We start by explaining why credit risk is important for financial institutions. We also define ground 0 terms, such as expected loss, probability of default, loss given default and exposure at default.

Here you will learn how to set up Python 3 and load up Jupyter. We’ll also show you what the Anaconda Prompt is and how you can use it to download and import new modules.

Our example focuses on consumer loans. Since there are more than 100 potential features, we've devoted a complete section to explain why some features are chosen over others.

Each raw datasets has its drawbacks. While most preprocessing is model specific, in some cases (like missing values imputation), we could generalize the data preparation.

Once we have completed all general preprocessing, we dive into model-specific preprocessing. We employ fine classing, coarse classing, weight of evidence and information value criterion to achieve the probability of default preprocessing. Conventionally, we should turn all variables into dummy indicators prior to modeling.

Having set up all variables to be dummies, we estimate the probability of default. The most intuitive and widely accepted approach is to employ a logistic regression.

Since each model overfits the training data, it is crucial to test the results on out-of-sample observations. Consequently, we find its accuracy, its area under the curve (AUC), the Gini coefficient and the Kolmogorov-Smirnov test.

In practice, banks don't really want a complicated Python-implemented model. Instead, they prefer a simple score-card which contains only yes and no questions that could be employed by any bank employee. In this section, we learn how to create one.

Model estimation is extremely important, but an often-neglected step is model maintenance. A common approach is to monitor the population stability over time using the population stability index (PSI) and revisit our model if needed.

To calculate the final expected loss, we need three ingredients: probability of default (PD), loss given default (LGD) and exposure at default (EAD). In this section, we preprocess our data to be able to estimate the LGD and EAD models.

LGD models are often estimated using a beta regression.

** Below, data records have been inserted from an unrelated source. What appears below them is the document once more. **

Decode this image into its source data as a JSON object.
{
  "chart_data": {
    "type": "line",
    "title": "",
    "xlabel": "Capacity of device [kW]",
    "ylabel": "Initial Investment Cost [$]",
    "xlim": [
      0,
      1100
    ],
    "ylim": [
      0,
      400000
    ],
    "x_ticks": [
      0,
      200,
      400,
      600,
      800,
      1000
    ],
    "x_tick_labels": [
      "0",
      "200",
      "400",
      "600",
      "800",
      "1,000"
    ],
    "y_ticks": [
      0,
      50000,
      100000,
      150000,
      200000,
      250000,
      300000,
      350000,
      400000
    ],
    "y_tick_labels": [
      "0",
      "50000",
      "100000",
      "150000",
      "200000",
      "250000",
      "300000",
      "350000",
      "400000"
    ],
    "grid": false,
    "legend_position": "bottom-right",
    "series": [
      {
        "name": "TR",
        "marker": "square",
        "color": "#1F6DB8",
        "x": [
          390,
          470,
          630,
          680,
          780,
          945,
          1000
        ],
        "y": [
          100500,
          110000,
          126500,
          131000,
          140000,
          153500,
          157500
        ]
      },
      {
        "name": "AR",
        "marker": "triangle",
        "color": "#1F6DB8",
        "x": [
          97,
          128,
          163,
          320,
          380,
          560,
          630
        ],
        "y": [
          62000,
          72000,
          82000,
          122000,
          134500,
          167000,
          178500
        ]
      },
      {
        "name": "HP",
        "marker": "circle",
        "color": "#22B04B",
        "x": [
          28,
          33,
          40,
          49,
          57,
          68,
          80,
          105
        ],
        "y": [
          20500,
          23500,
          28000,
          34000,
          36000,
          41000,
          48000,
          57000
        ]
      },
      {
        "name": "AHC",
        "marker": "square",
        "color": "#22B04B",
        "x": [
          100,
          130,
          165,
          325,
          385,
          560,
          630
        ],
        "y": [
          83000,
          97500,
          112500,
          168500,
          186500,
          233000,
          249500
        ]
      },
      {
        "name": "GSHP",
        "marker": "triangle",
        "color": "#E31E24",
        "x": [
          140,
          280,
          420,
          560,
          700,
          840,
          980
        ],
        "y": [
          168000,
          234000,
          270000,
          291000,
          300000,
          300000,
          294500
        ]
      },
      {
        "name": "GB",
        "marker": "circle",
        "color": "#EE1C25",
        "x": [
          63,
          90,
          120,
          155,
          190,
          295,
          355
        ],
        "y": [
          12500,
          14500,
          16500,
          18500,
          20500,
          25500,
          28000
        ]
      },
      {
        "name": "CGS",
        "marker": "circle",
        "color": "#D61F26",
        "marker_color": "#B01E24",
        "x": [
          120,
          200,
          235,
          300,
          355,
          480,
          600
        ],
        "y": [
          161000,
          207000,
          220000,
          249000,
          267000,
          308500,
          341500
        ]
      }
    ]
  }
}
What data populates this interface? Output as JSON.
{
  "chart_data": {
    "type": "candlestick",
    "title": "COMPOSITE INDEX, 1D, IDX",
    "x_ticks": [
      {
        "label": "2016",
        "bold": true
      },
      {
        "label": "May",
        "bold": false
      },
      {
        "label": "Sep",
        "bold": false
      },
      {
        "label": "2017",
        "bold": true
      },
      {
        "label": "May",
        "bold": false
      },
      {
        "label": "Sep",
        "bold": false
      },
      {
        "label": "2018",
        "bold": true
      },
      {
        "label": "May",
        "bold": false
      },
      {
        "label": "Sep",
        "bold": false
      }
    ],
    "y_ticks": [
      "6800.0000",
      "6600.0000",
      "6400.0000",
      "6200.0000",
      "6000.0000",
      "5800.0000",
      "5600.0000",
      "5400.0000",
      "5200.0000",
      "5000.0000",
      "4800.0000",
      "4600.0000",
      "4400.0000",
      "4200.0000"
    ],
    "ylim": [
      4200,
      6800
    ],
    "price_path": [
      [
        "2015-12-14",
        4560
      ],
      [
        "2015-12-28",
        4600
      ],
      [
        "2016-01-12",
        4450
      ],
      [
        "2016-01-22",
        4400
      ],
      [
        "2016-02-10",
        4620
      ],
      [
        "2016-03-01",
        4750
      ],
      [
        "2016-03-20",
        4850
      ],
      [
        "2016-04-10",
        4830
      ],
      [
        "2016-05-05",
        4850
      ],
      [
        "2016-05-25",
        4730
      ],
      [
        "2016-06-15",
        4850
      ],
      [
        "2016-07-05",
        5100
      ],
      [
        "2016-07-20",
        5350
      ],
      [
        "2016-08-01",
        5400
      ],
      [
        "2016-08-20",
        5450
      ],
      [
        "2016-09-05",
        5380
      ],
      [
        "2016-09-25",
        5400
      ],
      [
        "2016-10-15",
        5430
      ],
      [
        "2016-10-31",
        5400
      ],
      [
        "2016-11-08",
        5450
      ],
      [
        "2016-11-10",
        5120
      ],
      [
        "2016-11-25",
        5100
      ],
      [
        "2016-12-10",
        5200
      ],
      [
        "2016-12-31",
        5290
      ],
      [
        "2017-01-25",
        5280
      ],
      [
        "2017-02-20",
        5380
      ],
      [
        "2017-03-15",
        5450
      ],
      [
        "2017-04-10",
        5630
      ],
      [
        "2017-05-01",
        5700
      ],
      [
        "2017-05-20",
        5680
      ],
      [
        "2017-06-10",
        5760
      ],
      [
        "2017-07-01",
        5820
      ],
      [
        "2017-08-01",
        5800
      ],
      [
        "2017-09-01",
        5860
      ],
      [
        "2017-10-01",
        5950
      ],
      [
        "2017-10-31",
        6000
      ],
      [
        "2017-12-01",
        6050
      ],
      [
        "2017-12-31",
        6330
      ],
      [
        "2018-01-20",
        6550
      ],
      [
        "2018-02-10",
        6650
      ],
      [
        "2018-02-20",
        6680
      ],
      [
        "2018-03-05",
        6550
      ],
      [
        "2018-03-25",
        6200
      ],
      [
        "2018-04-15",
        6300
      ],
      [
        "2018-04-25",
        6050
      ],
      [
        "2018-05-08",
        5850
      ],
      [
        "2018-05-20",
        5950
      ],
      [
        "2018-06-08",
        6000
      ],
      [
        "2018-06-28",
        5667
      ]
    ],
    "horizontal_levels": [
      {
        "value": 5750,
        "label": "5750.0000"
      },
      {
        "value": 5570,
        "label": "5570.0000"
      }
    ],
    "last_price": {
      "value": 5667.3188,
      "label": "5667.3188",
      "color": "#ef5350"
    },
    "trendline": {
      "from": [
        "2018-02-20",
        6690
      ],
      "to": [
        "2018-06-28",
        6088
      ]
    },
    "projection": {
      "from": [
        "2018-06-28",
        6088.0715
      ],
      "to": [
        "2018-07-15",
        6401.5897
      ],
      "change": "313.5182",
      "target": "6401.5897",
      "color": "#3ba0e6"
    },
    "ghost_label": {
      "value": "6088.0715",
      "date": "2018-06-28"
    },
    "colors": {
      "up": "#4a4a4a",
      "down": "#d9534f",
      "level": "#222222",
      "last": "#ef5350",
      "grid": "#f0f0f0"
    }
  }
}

To keep the modeling part simpler, we employ a two-step regression model, which aims to simulate a beta regression. We combine the predictions from a logistic regression with those from a linear regression to estimate the loss given default.

The exposure at default (EAD) modeling is very similar to the LGD one. In this section, we take advantage of a linear regression to calculate EAD.

After having calculated PD, LGD, and EAD, we reach the final step: computing expected loss (EL). This is also the number which is most interesting to C-level executives and is the finale of the credit risk modeling process.